Caveolin activates, forms and maintains the formation of “caves” in the cell membrane or caveolae. They serve as “collection” wells that gather specific molecules for cell signaling and metabolic pathways.
The next three endocytosis operations use the clathrin system; Clathrins are proteins that accumulate inside the cell membrane when endocytosis begins.
Due to their structure, clathrins, when stimulated, naturally bind together to form cages around ingested molecules.
Macropinocytosis is the process of ingesting larger molecules, and it is activated when the cell membrane undergoes a puckering of the cell surface or structural reshaping of the membrane.
Physical stimulation causes vesicles to form; these are internalized later. This has made macropinocytosis less selective and more efficient than other types of endocytic processes.
Unlike macropinocytosis, receptor-mediated endocytosis relies on cell surface receptors to distinguish certain molecules and therefore can only deliver molecules in a one-to-one ratio.
The molecules will accumulate on the surface of the cell and signal the membrane to begin ingestion.
Once the concentration is high enough, invagination begins with the recruitment of clathrin, forming a coat or cage around the particle.
Phagocytosis engulfs molecules by manipulating the cell membrane to surround and trap molecules, creating a vesicle called phagosomes. Phagocytosis is unique in that it specializes in the destruction and removal of waste.
Role of endocytosis
Endocytosis is used for receptor signaling, nutrient uptake, membrane remodeling, pathogen entry, and neurotransmission, as well as modulation of cell signaling responses.
In developing tissues, endocytosis has been found to aid in cell migration. Toxins, pathogens, and foreign debris have also been found to exploit different endocytic pathways to gain entry into the cell.
The particles will either recruit clathrins (proteins necessary to form and form vesicles) or initiate the first steps of the pathway to begin the process of entering the cell.
Example of endocytosis
Cholesterol is a very necessary component in the cell that is present in the plasma membrane and is also used as a hormonal precursor. A complex of lipoproteins (such as LDL or low-density lipoproteins) is then used to transport the cholesterol to other cells in the body.

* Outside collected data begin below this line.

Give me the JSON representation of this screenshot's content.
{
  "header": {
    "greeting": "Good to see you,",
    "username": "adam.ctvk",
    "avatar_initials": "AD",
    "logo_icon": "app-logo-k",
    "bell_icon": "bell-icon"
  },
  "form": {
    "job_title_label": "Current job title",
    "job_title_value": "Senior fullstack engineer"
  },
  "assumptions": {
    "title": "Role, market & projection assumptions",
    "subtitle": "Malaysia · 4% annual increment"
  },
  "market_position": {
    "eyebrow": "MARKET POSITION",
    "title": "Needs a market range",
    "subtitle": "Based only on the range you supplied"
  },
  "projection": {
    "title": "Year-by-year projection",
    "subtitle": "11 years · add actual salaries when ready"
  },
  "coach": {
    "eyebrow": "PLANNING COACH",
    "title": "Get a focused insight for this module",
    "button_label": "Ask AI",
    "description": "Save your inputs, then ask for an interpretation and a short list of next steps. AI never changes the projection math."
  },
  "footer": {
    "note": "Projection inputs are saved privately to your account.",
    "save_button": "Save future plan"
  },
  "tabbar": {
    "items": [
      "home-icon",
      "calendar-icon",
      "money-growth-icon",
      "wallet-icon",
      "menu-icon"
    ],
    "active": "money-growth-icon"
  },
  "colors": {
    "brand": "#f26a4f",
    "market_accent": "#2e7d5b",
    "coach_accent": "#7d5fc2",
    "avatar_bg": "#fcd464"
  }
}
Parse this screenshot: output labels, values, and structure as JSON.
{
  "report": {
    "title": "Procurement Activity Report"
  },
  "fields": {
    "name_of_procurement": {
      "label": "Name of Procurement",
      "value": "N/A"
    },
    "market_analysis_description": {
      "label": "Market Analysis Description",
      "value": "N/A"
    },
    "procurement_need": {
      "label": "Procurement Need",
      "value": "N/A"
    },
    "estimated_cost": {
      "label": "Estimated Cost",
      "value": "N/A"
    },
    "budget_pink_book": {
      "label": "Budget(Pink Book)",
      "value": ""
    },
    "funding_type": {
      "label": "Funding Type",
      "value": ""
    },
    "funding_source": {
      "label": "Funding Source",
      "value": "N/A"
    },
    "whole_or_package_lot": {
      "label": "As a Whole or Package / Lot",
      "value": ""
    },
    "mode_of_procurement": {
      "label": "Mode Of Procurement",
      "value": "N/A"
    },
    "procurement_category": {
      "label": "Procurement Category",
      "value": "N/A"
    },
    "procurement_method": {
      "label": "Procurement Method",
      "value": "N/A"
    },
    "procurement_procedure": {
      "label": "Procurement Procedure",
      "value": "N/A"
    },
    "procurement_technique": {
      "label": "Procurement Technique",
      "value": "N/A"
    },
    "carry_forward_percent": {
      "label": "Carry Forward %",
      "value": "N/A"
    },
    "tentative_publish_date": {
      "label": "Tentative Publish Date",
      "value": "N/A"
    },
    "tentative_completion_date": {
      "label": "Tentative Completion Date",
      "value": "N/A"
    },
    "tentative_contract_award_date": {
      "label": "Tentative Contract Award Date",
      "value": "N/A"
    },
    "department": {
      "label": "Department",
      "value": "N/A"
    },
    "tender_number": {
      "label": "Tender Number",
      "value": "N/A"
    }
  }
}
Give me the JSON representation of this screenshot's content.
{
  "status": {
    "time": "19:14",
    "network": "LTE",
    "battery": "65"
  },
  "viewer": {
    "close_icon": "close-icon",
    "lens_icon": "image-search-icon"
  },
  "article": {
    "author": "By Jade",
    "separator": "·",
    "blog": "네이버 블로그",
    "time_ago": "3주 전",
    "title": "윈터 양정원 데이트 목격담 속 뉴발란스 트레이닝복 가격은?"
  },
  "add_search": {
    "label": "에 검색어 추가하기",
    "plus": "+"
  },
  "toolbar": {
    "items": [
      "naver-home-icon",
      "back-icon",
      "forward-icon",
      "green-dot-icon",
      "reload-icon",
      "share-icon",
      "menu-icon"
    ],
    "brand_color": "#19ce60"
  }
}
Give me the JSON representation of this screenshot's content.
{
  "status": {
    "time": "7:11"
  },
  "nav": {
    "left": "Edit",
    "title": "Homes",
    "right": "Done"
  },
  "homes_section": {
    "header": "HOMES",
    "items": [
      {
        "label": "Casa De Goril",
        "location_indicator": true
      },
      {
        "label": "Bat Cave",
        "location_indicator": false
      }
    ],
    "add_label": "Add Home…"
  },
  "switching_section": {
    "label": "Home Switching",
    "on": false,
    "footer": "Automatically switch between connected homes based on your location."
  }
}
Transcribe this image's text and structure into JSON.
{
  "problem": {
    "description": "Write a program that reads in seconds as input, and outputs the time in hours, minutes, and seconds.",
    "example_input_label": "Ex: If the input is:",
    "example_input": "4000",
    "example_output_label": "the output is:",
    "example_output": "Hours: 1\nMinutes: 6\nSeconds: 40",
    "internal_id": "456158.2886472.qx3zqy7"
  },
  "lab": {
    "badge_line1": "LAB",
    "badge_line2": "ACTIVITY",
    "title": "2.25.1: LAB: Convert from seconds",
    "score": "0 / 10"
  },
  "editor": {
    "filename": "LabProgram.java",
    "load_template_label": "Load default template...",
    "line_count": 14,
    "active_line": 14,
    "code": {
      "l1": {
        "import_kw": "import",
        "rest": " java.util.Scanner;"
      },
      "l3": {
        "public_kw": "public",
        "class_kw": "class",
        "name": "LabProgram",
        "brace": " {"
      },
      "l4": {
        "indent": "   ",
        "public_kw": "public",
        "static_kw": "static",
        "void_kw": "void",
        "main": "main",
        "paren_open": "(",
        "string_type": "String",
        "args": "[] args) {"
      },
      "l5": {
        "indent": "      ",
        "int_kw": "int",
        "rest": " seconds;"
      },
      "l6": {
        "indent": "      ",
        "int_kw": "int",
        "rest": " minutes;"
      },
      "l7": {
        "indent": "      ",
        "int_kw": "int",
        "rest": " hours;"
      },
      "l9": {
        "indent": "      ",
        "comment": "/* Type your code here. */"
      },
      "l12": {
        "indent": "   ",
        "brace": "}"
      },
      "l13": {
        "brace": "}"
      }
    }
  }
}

On the surface of the cell there is an LDL receptor that binds to the LDL complex to start the endocytic process.
Receptors were synthesized in the Endoplasmic Reticulum (ER) and were then transported and processed in the Golgi.
Once the receptor binds to the complex on the cell surface, clathrins are recruited along with other proteins that help in the process.
Receptors clump together to form clathrin-coated pits. The lined pits are pinched, forming endocytic vesicles, and then they are uncoated.
After removing the coating, the gallbladder is delivered to an endosome. The low pH in the endosome causes a conformational change that releases the LDL particles. These particles are then directed to the lysosome for degradation, releasing cholesterol into the cell.
The purpose of the immune system is to rid the body of any pathogens or foreign particles that can cause disease.
These molecules can be harmful to the body, so it is imperative that the invading pathogen is removed quickly.
Signal proteins within the body alert phagocytes, or immune cells, to travel to localized pathogens at infected sites.
Embedded on the surface of phagocytes are cellular receptors, called Toll-Like Receptors (TLRs), which bind to specific bacteria; different types of bacteria will bind to different TLRs.
Once a bacterium binds to the receptor, a signal cascade will initiate endocytosis. The cell membrane will begin to envelop the bacteria and create a phagosome or phagocytic vesicle. The phagosome will then transport the bacteria to the lysosome, where they fuse to form a phagolysosome.